Study: Here are the best, worst Gwinnett cities for child well-being

Gwinnett city scores ranged from 22 to 89 in a recent child well-being index from the United Way of Greater Atlanta

Gwinnett city scores ranged from 22 to 89 in a recent child well-being index from the United Way of Greater Atlanta

Newly released research from the United Way of Greater Atlanta found that the metro area ranks among the lowest in the nation for child well-being, but most zip codes in Gwinnett County have average-to-high rankings.

The two zip codes in Gwinnett County with the highest rankings are 30097 — which straddles Duluth in Gwinnett County and Johns Creek in north Fulton County — and 30017, which encompasses Grayson.

The Duluth zip code scored an 86.9 out of 100 for overall child well-being, the highest score in Gwinnett County. Grayson scored 81.8.

The scores evaluate zip codes in 13 metro Atlanta counties, measuring factors including poverty rate, household income change and population change to determine how an area will contribute to the well-being of a child living there.

The lowest-scoring zip codes both covered Norcross.

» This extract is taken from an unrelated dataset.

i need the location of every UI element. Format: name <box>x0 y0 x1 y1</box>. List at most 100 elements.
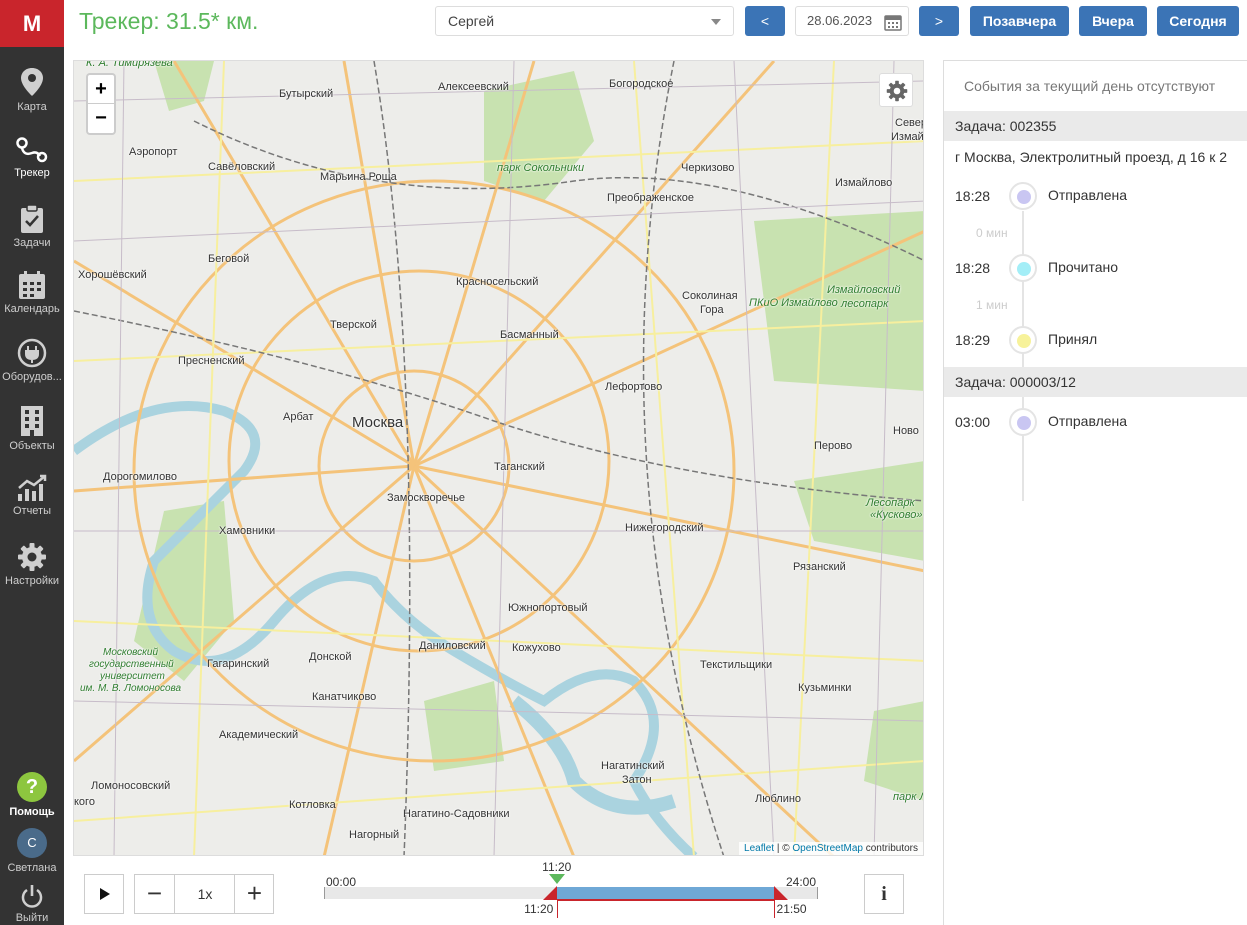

The 30093 zip code scored lowest, with 23.7 points out of a possible 100. The neighboring 30071 zip code scored 44.8.

The overall child well-being score is 58.9, the United Way research says.

A panel including Gwinnett Chamber of Commerce President and CEO Dan Kaufman and Atlanta Public Schools Superintendent Meria Carstarphen discussed the research Wednesday morning.

Low rankings indicate that children in those communities may be reading below grade level at higher rates than children elsewhere, or have lower economic mobility as adults. Often, many issues converge for children in these situations, according to Ginneh Baugh, an associate vice president for the United Way of Greater Atlanta.

"There were so many children living in places where they were struggling with not one issue or two issues, but many issues overlaying each other,” Baugh said at the Wednesday morning presentation.

In Gwinnett County, the needs have changed over the past few years, Kaufman said, as the county has had a drastic demographic shift.

“Twenty-five years ago, Gwinnett County was 90 percent white,” Kaufman said. “Now, we’re majority-minority.”

That shift has dramatically increased the demands for things like English as a second language courses in schools that help level the playing field for children who have grown up speaking a different language, Kaufman said.